UNCHARTED PEAK OF THE PIONEERS
Since the men’s comeback trail is a well-worn path of cautionary tales, the women’s landscape is a blackout in the research and history department. On May 16, 2026, we’re stepping into a box-fresh laboratory with the likes of the Ronda Rousey vs. Gina Carano matchup. Here we’ll have a fight that pits a 39-year-old Rousey against a 44-year-old Carano. Carano hasn’t fought since 2009, and Rousey has been away for nearly a decade. We’re watching an experiment play out in real-time for the first generation of female legends. Unlike the men’s divisions, where data points are a murderer’s row of failed returns, women’s MMA is still relatively new, and evidence suggests their athletic peak may hit differently, or at the very least later, than their male counterparts. Some research examined 114 years of Olympic Games data and found that most men’s athletic peaks remained remarkably flat, hovering around the 25-27-year-old age bracket across most athletic disciplines. For women, that peak was around the 25-29-year-old mark, but the most striking finding was that in high-endurance and power-technical sports (like rowing or marathon running), the peak age for women moved into the 30s. Ever since women have been given the same long-term sports training opportunities as men, their biological peak has shifted slightly later. While we might view a 39-year-old fighter like Rousey as past their prime, this science shows that women’s bodies are maintaining peak performance much deeper into their 30s than previously thought and may even be in their true physical prime. This was seconded by another paper that found that after the age of 28, men actually decline faster than women in almost every power event studied, which included the likes of long jump, high jump, triple jump, with the 100-m dash being the only exception. So, while Gina Carano is fighting almost 17 years of ring rust, her rate of decline might be more forgiving than that of a male fighter.
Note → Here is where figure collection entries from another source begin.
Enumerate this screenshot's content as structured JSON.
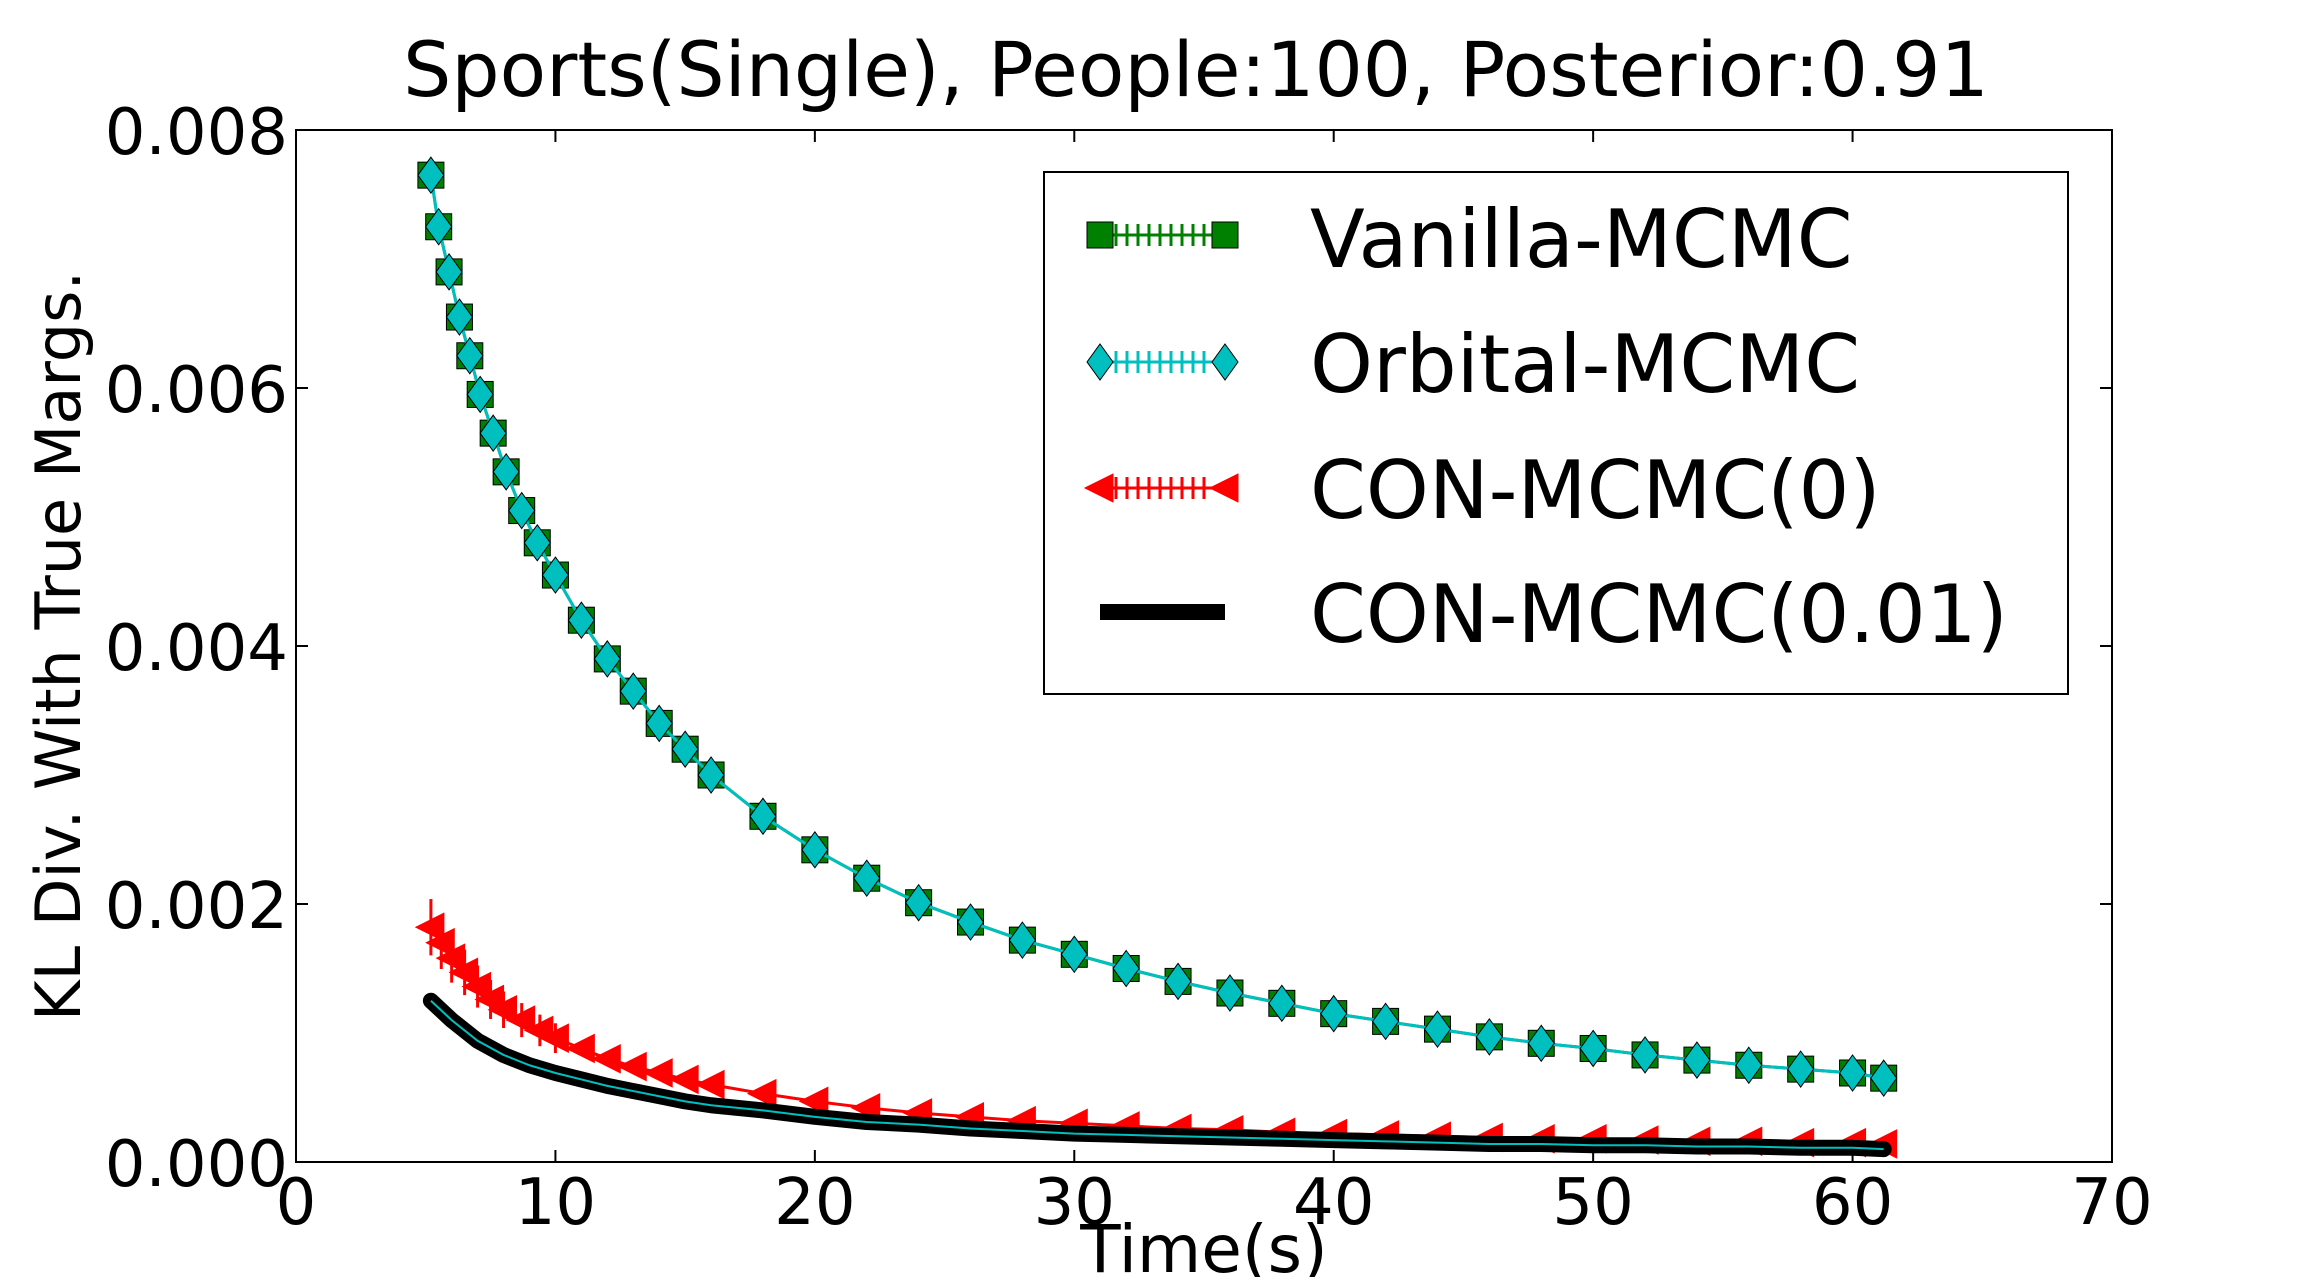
{
  "chart_data": {
    "type": "line",
    "title": "Sports(Single), People:100, Posterior:0.91",
    "xlabel": "Time(s)",
    "ylabel": "KL Div. With True Margs.",
    "xlim": [
      0,
      70
    ],
    "ylim": [
      0,
      0.008
    ],
    "xticks": [
      0,
      10,
      20,
      30,
      40,
      50,
      60,
      70
    ],
    "xtick_labels": [
      "0",
      "10",
      "20",
      "30",
      "40",
      "50",
      "60",
      "70"
    ],
    "yticks": [
      0,
      0.002,
      0.004,
      0.006,
      0.008
    ],
    "ytick_labels": [
      "0.000",
      "0.002",
      "0.004",
      "0.006",
      "0.008"
    ],
    "grid": false,
    "legend_position": "top-right",
    "series": [
      {
        "name": "Vanilla-MCMC",
        "color": "#008000",
        "marker": "square",
        "x": [
          5.2,
          5.5,
          5.9,
          6.3,
          6.7,
          7.1,
          7.6,
          8.1,
          8.7,
          9.3,
          10,
          11,
          12,
          13,
          14,
          15,
          16,
          18,
          20,
          22,
          24,
          26,
          28,
          30,
          32,
          34,
          36,
          38,
          40,
          42,
          44,
          46,
          48,
          50,
          52,
          54,
          56,
          58,
          60,
          61.2
        ],
        "y": [
          0.00765,
          0.00725,
          0.0069,
          0.00655,
          0.00625,
          0.00595,
          0.00565,
          0.00535,
          0.00505,
          0.0048,
          0.00455,
          0.0042,
          0.0039,
          0.00365,
          0.0034,
          0.0032,
          0.003,
          0.00268,
          0.00242,
          0.0022,
          0.00201,
          0.00186,
          0.00172,
          0.00161,
          0.0015,
          0.0014,
          0.00131,
          0.00123,
          0.00115,
          0.00109,
          0.00103,
          0.00097,
          0.00092,
          0.00088,
          0.00083,
          0.00079,
          0.00075,
          0.00072,
          0.00069,
          0.00065
        ]
      },
      {
        "name": "Orbital-MCMC",
        "color": "#00bfbf",
        "marker": "diamond",
        "x": [
          5.2,
          5.5,
          5.9,
          6.3,
          6.7,
          7.1,
          7.6,
          8.1,
          8.7,
          9.3,
          10,
          11,
          12,
          13,
          14,
          15,
          16,
          18,
          20,
          22,
          24,
          26,
          28,
          30,
          32,
          34,
          36,
          38,
          40,
          42,
          44,
          46,
          48,
          50,
          52,
          54,
          56,
          58,
          60,
          61.2
        ],
        "y": [
          0.00765,
          0.00725,
          0.0069,
          0.00655,
          0.00625,
          0.00595,
          0.00565,
          0.00535,
          0.00505,
          0.0048,
          0.00455,
          0.0042,
          0.0039,
          0.00365,
          0.0034,
          0.0032,
          0.003,
          0.00268,
          0.00242,
          0.0022,
          0.00201,
          0.00186,
          0.00172,
          0.00161,
          0.0015,
          0.0014,
          0.00131,
          0.00123,
          0.00115,
          0.00109,
          0.00103,
          0.00097,
          0.00092,
          0.00088,
          0.00083,
          0.00079,
          0.00075,
          0.00072,
          0.00069,
          0.00065
        ]
      },
      {
        "name": "CON-MCMC(0)",
        "color": "#ff0000",
        "marker": "triangle-left",
        "x": [
          5.2,
          5.6,
          6,
          6.5,
          7,
          7.5,
          8,
          8.7,
          9.4,
          10,
          11,
          12,
          13,
          14,
          15,
          16,
          18,
          20,
          22,
          24,
          26,
          28,
          30,
          32,
          34,
          36,
          38,
          40,
          42,
          44,
          46,
          48,
          50,
          52,
          54,
          56,
          58,
          60,
          61.2
        ],
        "y": [
          0.00182,
          0.0017,
          0.00158,
          0.00147,
          0.00136,
          0.00126,
          0.00118,
          0.0011,
          0.00102,
          0.00096,
          0.00088,
          0.0008,
          0.00074,
          0.00069,
          0.00064,
          0.0006,
          0.00053,
          0.00047,
          0.00042,
          0.00038,
          0.00035,
          0.00032,
          0.0003,
          0.00028,
          0.00026,
          0.00025,
          0.00023,
          0.00022,
          0.00021,
          0.0002,
          0.00019,
          0.00018,
          0.00018,
          0.00017,
          0.00016,
          0.00016,
          0.00015,
          0.00015,
          0.00014
        ]
      },
      {
        "name": "CON-MCMC(0.01)",
        "color": "#000000",
        "marker": "none",
        "x": [
          5.2,
          6,
          7,
          8,
          9,
          10,
          11,
          12,
          13,
          14,
          15,
          16,
          18,
          20,
          22,
          24,
          26,
          28,
          30,
          32,
          34,
          36,
          38,
          40,
          42,
          44,
          46,
          48,
          50,
          52,
          54,
          56,
          58,
          60,
          61.2
        ],
        "y": [
          0.00125,
          0.0011,
          0.00094,
          0.00083,
          0.00075,
          0.00069,
          0.00064,
          0.00059,
          0.00055,
          0.00051,
          0.00047,
          0.00044,
          0.0004,
          0.00035,
          0.00031,
          0.00029,
          0.00026,
          0.00024,
          0.00022,
          0.00021,
          0.0002,
          0.00019,
          0.00018,
          0.00017,
          0.00016,
          0.00015,
          0.00014,
          0.00014,
          0.00013,
          0.00013,
          0.00012,
          0.00012,
          0.00011,
          0.00011,
          0.0001
        ]
      }
    ]
  }
}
For the men, the age-power heist is a smash-and-grab. For the women, it’s a slow, steady embezzlement. Either way, when the door closes in May 2026, we’ll see if that experience can out-maneuver a decade of linear power loss.

BETTING THE ODDS
So, what actually happens when these two pioneers finally meet on May 16? The world will almost be getting a philosophical argument that answers questions we never thought to ask. Carano has always been a striker and Muay Thai purist who inflicts her damage by way of timing, rhythm, and the kind of patience that waits to collect on your mistakes. Yes, she’s 44, so the world is yet to see someone her age fight in such a high-level bout. That said, Holly Holm competed at an elite level at 42, so anything is possible. And when you speak about her, you have to mention Rousey, who in many ways is the opposite of Carano. Her Olympic judo, grappling efficiency, and that terrifying ability to turn any moment into an armbar might make light work of her opponent. But the real story sits underneath all of that. They’re not fighting for belts, rankings, or even legacy in the traditional sense. All of those parts are already locked in. This is about settling something older. A quiet debt to the versions of their younger selves that never got this matchup the first time around. It’s unfinished business dressed up as a main event. When the bell goes, we’ll find out what time actually takes and what it leaves behind. Whether Carano’s striking still lands cleanly in a sport that’s evolved without her, or whether Rousey’s judo still carries the same authority it once did. Maybe it’s technical. Maybe it’s messy. Maybe it’s both. Either way, the real win isn’t the result. It’s the fact that they made the walk again. Because while the comeback trap is very real, so is the notion that if you helped build the road, you’ve earned the right to drive on it one more time, even if the corners feel a little tighter than you remember. And you best be sure you get paid well to do it.